Moreover, it notes that the advancements brought by 5G, such as high bandwidth and low latency, will improve the 3G/4G enabled cellular bonding technology, which to date has been the technology of choice when content production occurs in a connectivity-challenged location. Video production solution providers, such as AVIWEST, Dejero and Live U are starting to integrate 5G into their video transmission products.

ABI also pointed out that trials of video production over 5G networks have started in some markets in Asia, Europe, and North America. Examples cited include Seoul Broadcasting System deploying LiveU’s 5G integrated encoding and transmission solutions for live coverage of Korea’s election and Chinese equipment vendors ZTE and Huawei testing live production of outdoor events via 5G networks. Other broadcaster video production trials over 5G networks included those with BT Sports (pictured), NBC Sports, ITN are trialling over as well.

Yet ABI cautioned that while a 5G network can support the higher bandwidth and lower latency capability for video production, network performance can be challenging when it is shared by multiple users and applications. It said that fluctuations in bandwidth, depending on local traffic conditions, can create a negative impact on video transmission.

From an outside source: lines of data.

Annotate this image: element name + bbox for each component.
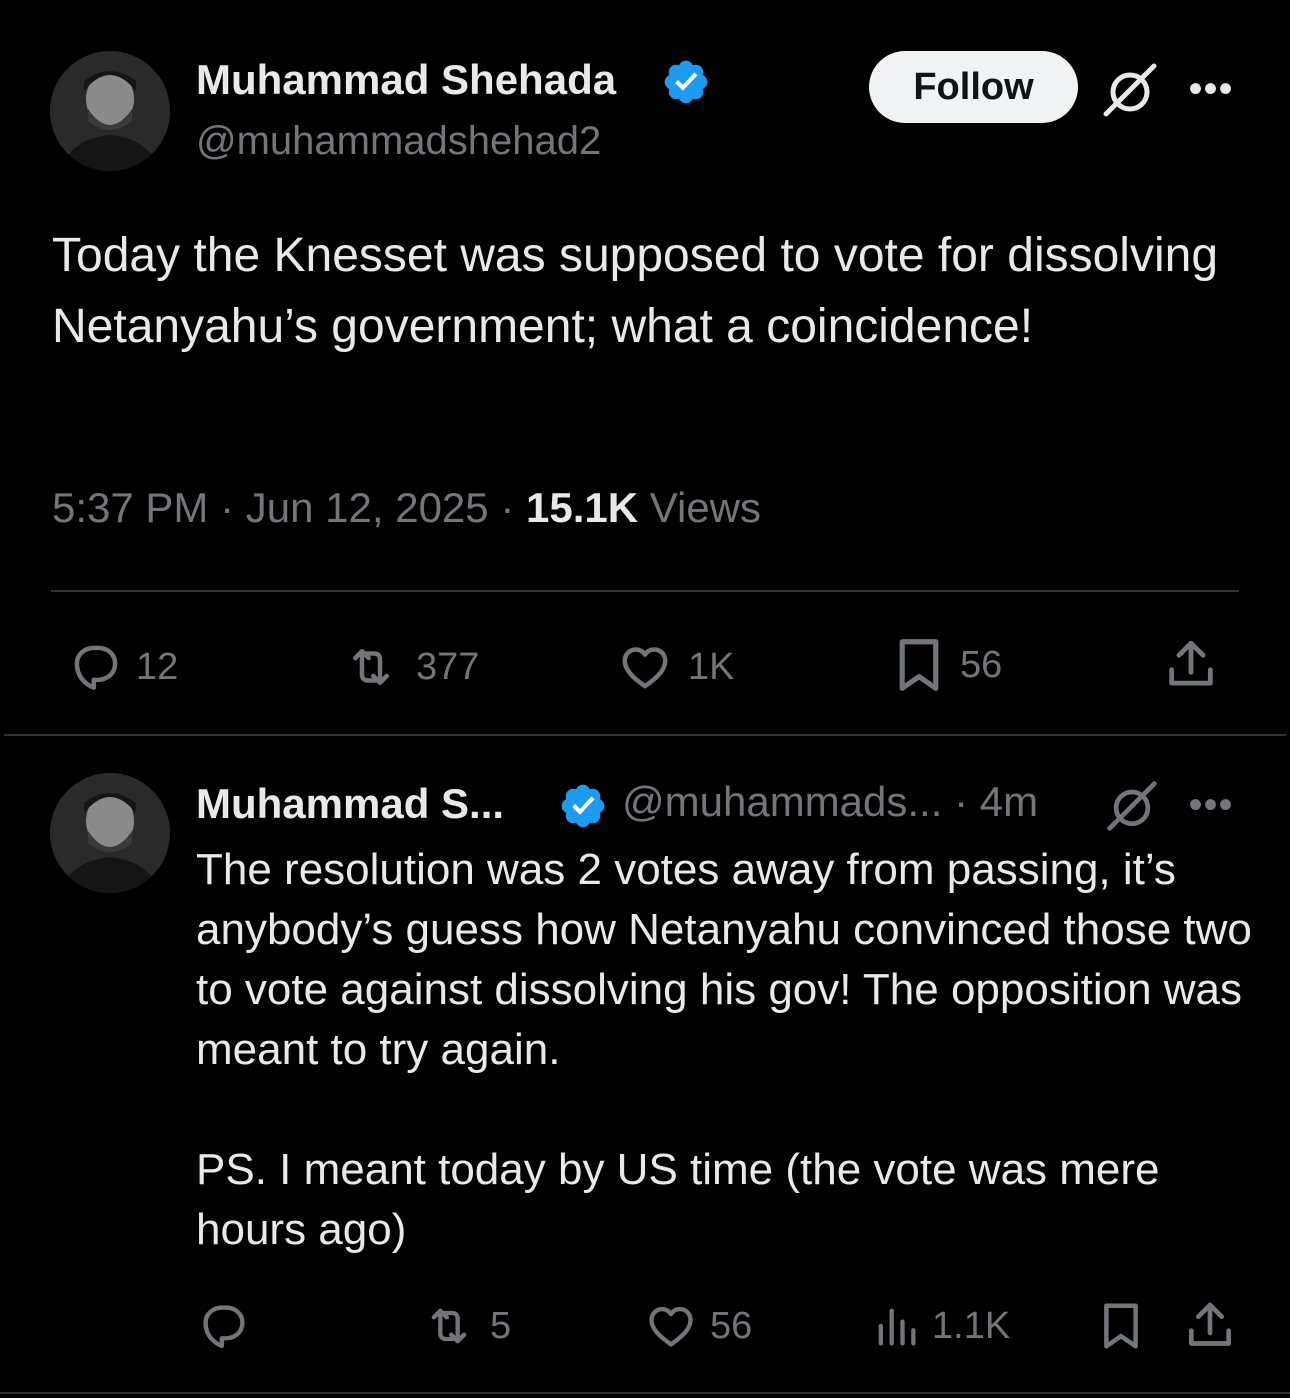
meta-separator: · <box>220 484 235 531</box>
grok-icon[interactable] <box>1104 778 1160 834</box>
meta-separator: · <box>500 484 515 531</box>
heart-icon <box>622 647 668 689</box>
bookmark-button[interactable]: 56 <box>888 634 1002 696</box>
repost-icon <box>353 649 389 685</box>
grok-icon[interactable] <box>1100 60 1160 120</box>
heart-icon <box>649 1306 693 1347</box>
author-name[interactable]: Muhammad Shehada <box>196 56 616 104</box>
views-icon <box>878 1308 916 1346</box>
like-button[interactable]: 1K <box>612 640 734 694</box>
repost-count: 5 <box>490 1304 512 1347</box>
reply-count: 12 <box>136 645 179 688</box>
repost-count: 377 <box>416 645 480 688</box>
views-label: Views <box>649 484 762 531</box>
share-button[interactable] <box>1160 636 1222 694</box>
reply-author-name[interactable]: Muhammad S... <box>196 780 504 828</box>
reply-author-avatar[interactable] <box>50 773 170 893</box>
verified-badge-icon <box>664 60 708 104</box>
share-button[interactable] <box>1182 1298 1238 1354</box>
bookmark-icon <box>899 639 939 691</box>
reply-author-handle: @muhammads... · 4m <box>622 778 1038 826</box>
bookmark-count: 56 <box>960 643 1003 686</box>
views-count: 1.1K <box>932 1304 1011 1347</box>
more-options-icon[interactable]: ••• <box>1184 64 1238 114</box>
follow-button[interactable]: Follow <box>869 51 1078 123</box>
author-handle[interactable]: @muhammadshehad2 <box>196 119 601 164</box>
reply-button[interactable] <box>196 1300 252 1352</box>
reply-handle-text[interactable]: @muhammads... <box>622 778 942 825</box>
repost-icon <box>431 1308 467 1344</box>
more-options-icon[interactable]: ••• <box>1184 782 1238 828</box>
views-button[interactable]: 1.1K <box>870 1300 1010 1352</box>
like-count: 56 <box>710 1304 753 1347</box>
author-avatar[interactable] <box>50 51 170 171</box>
repost-button[interactable]: 5 <box>418 1300 511 1352</box>
divider <box>4 734 1286 736</box>
bookmark-icon <box>1104 1303 1138 1349</box>
tweet-time[interactable]: 5:37 PM <box>52 484 208 531</box>
tweet-meta: 5:37 PM · Jun 12, 2025 · 15.1K Views <box>52 484 761 532</box>
repost-button[interactable]: 377 <box>336 640 479 694</box>
share-icon <box>1169 640 1213 686</box>
time-separator: · <box>954 778 969 825</box>
share-icon <box>1189 1302 1231 1346</box>
reply-icon <box>74 645 118 690</box>
reply-text: The resolution was 2 votes away from pas… <box>196 845 1252 1254</box>
reply-button[interactable]: 12 <box>66 640 178 694</box>
tweet-date[interactable]: Jun 12, 2025 <box>246 484 489 531</box>
tweet-text: Today the Knesset was supposed to vote f… <box>52 229 1219 353</box>
like-button[interactable]: 56 <box>642 1300 752 1352</box>
divider <box>51 590 1239 592</box>
verified-badge-icon <box>561 784 605 828</box>
reply-timestamp[interactable]: 4m <box>980 778 1038 825</box>
divider <box>0 1392 1290 1394</box>
bookmark-button[interactable] <box>1094 1298 1148 1354</box>
like-count: 1K <box>688 645 735 688</box>
reply-icon <box>203 1305 245 1349</box>
views-count: 15.1K <box>525 484 639 531</box>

In addition, sharing bandwidth over the public network may not be enough when transmitting lightly compressed video from the remote production site to the studio.

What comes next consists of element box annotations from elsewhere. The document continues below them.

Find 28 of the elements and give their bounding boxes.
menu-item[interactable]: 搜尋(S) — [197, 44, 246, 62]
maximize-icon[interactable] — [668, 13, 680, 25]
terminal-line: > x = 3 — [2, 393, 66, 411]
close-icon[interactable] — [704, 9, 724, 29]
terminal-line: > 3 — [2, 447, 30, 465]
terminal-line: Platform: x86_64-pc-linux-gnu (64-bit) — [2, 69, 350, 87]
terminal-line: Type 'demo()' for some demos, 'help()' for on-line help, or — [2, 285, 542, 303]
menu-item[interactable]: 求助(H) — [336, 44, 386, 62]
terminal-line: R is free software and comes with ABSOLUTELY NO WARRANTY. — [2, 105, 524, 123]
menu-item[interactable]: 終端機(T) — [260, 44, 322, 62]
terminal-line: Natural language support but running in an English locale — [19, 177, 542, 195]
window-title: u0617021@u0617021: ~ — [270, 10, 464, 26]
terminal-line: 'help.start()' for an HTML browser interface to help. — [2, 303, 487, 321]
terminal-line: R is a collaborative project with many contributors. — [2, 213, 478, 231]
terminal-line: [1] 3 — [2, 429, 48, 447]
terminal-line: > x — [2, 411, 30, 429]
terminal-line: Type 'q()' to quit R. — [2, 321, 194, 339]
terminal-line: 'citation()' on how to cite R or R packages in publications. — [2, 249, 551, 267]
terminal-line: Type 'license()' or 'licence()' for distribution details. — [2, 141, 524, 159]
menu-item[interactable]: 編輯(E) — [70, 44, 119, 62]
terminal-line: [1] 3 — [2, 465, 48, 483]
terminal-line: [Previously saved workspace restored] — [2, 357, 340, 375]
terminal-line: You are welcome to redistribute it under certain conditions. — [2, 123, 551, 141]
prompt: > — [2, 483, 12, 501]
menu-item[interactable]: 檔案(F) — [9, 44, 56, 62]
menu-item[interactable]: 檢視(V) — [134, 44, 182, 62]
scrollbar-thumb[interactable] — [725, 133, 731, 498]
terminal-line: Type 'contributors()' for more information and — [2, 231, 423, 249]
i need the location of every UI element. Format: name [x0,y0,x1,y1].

As a remedy, ABI expected 5G networking slicing to play an important role in providing guaranteed QoS, critically important in terms of bandwidth and latency, which is required for high-value content production such as sports. It added that network operators can take advantage of network slicing to offer differentiated network services for content production.

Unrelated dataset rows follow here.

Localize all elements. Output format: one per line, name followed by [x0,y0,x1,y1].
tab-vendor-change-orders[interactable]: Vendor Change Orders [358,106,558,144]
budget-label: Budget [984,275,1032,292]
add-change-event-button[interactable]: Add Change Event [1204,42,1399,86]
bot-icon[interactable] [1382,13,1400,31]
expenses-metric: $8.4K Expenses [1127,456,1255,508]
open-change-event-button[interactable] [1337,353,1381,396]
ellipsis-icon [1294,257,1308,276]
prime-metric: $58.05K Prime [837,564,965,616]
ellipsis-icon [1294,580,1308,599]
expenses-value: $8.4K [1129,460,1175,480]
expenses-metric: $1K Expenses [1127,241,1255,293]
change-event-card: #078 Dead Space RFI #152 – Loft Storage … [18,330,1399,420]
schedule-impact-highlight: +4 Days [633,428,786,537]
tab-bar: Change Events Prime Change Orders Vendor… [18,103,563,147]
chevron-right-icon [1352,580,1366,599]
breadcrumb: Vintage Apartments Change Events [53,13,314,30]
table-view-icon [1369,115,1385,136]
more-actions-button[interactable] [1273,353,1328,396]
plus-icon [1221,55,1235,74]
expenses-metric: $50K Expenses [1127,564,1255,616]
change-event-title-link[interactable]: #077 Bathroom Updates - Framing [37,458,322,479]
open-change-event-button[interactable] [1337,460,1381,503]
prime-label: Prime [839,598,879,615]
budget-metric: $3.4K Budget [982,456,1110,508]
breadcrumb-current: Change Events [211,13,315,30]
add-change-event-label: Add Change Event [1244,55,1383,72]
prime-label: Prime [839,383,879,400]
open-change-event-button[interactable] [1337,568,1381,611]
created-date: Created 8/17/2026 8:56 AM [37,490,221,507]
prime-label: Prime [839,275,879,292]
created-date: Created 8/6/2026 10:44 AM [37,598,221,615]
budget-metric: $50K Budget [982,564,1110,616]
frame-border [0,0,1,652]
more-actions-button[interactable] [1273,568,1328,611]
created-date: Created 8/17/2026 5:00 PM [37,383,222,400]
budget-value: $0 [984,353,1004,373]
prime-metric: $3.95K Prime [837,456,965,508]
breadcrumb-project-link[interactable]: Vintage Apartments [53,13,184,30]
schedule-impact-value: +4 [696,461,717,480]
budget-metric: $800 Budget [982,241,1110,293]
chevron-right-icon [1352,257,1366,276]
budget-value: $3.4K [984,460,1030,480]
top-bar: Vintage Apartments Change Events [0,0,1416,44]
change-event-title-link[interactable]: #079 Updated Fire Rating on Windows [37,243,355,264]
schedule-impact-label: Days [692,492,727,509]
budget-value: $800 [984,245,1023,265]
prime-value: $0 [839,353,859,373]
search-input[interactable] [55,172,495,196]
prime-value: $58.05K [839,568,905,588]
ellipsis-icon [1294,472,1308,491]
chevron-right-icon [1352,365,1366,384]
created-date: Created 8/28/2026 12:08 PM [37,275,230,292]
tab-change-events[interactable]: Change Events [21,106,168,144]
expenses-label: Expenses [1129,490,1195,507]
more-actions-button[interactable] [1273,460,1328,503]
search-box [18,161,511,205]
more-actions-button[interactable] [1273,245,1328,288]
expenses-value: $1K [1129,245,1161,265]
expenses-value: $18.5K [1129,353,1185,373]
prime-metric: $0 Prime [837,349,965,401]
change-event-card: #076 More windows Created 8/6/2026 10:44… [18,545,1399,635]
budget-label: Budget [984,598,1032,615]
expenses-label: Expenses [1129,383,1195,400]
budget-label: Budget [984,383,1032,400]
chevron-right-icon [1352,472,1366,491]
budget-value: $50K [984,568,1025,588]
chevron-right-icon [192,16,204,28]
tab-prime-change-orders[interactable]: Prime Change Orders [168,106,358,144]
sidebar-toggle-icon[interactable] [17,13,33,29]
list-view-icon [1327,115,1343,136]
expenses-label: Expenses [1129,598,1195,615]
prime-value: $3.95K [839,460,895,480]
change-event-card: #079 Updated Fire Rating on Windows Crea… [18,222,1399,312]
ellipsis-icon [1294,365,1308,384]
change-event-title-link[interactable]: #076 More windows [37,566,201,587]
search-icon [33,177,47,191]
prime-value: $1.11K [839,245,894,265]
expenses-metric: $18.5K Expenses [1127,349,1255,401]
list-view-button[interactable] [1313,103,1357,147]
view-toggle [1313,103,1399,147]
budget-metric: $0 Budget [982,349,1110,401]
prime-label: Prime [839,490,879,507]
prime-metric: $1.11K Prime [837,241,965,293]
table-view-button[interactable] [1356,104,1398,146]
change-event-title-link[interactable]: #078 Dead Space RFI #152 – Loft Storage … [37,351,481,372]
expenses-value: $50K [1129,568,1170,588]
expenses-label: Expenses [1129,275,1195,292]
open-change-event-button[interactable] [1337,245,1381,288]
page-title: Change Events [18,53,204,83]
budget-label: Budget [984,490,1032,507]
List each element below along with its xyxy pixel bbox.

“Operators need to perform collaboration with different parties in the value chain to meet the requirement in the industry,” said Khin Sandi Lynn, industry analyst at ABI Research, commenting on the New Opportunities for 5G in Content Production report. “Partnerships between network operators and broadcasters or third party players to provide dedicated access to locations such as stadiums can provide new business models and revenue-generating opportunities for different players.”